Option 2: We do not know the old stuff is riddled with memory insecurities, but it looks a whole lot like code that we know fits Option 1.
By rewriting in Rust, particularly if we have a solid test bed to ensure that the functionality stays the same, we can eliminate proactively a class of bugs that is among the most destructive to the software environment. While a logic bug makes a program go off the rails and may cause
Re: (Score:2)
After years of using Rust and interact with Rust people I have pretty much never heard any feverishly campaigning to rewrite every thing in Rust. Where do you get that over generalisation from.
Sure the are such cases. Typically they have very good reasons for a reimplementation other than just "Ooo Rust".
Just don't require it (Score:3, Informative)
I'm OK with people having rust modules and the like but I don't want it to become part of the core kernel because if it does...
1) It may negatively impact several platforms because the Rust toolchain is only fully supported on ARM64, i686, and x86_64. [rust-lang.org]
2) It will require multiple multiple toolchains just to build the kernel which will significantly raise the requirements for bootstrapping.
3) SIGNIFICANTLY raises the difficulty to port Linux to a new architecture. Making GCC for a new target is bad enough, consider if you have to also make a new target for Rust before you can even get Linux to boot.
So, celebrate all you want, just don't break working platforms, or hinder new platforms because of an ideological desire to use Rust.
Re: Just don't require it (Score:2, Flamebait)
You're making the mistake of thinking New Shiny zealots give a shit about portability. All they care about is winning their moronic argument.
Re: (Score:2)
You're making the mistake of thinking New Shiny zealots give a shit about portability. All they care about is winning their moronic argument.

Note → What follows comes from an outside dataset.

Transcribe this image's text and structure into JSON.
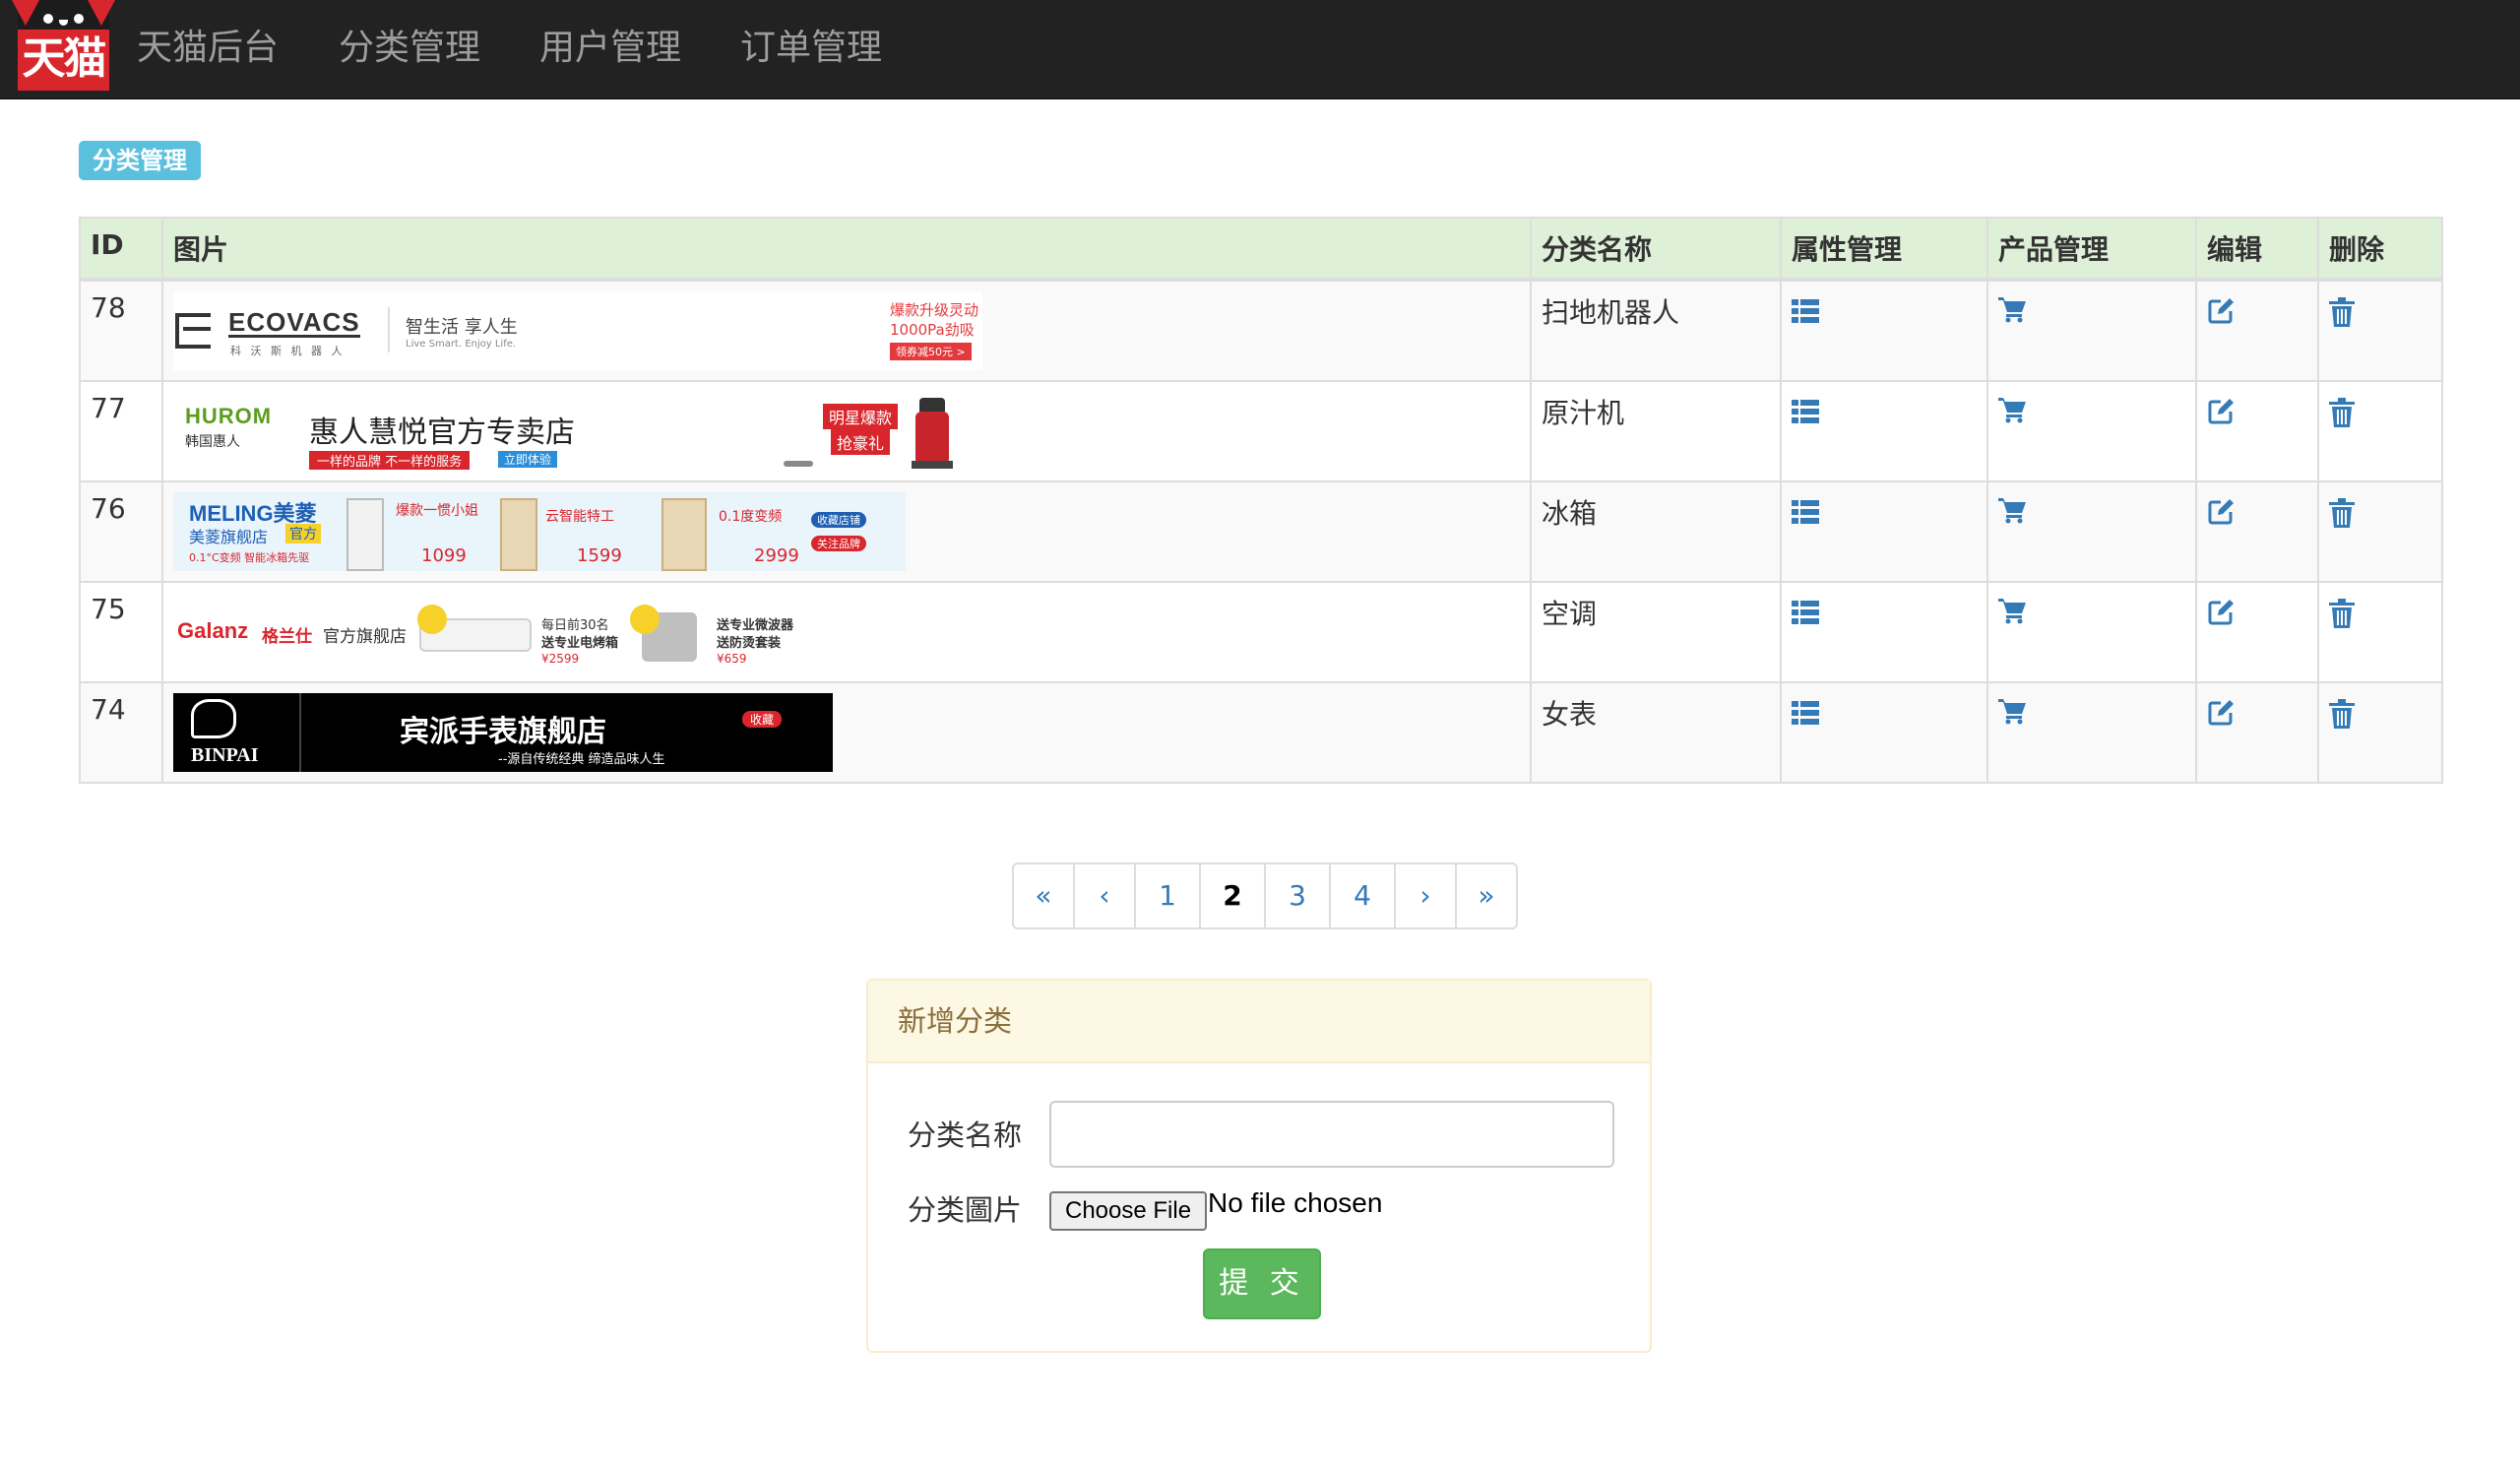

I've heard Linus called a lot of things, but this is a new one to me. Why do you hate Linux's creator so much?
Re: (Score:2)
Once gccrs is here, the problem is easier. GCC 16.1 is the target to compile actual code, and start catching up with the rust version used in the kernel. So mostly within a year, the problem you mention solves itself. Source: status report for rust-for-linux https://rust-for-linux.com/gcc... [rust-for-linux.com] and Rust-GCC https://github.com/Rust-GCC/Re... [github.com]
Linux Rust-C transpiler needed (Score:5, Insightful)
If people want to use Rust (technically "Linux Rust") in the Linux kernel, that's OK. However, requiring two toolchains to compile the kernel is a roadblock for platforms that are not fully supported, let alone new unsupported platforms. The logical answer is to make a Linux Rust to C transpiler which would enable code development in Rust while ensuring 100% compatibility with poorly supported and unsupported platforms.
Re: (Score:2)
Rustscript! (ducks)
Someone with one watch... (Score:1)
The telling part... (Score:2)
"There was zero pushback."
Bullshit. There is always pushback against anything new and different, so this very statement is marketing nonsense. We all know people are sharply divided about things like Rust, systemd, and Wayland.
There is still no spec, and to use anything without a formal spec as part of a mission-critical project like an OS kernel is terribly irresponsible. There was pushback and it was going on for years. It was simply ignored.
Yet another great indicator why Linux continues its struggle to take over the desktop.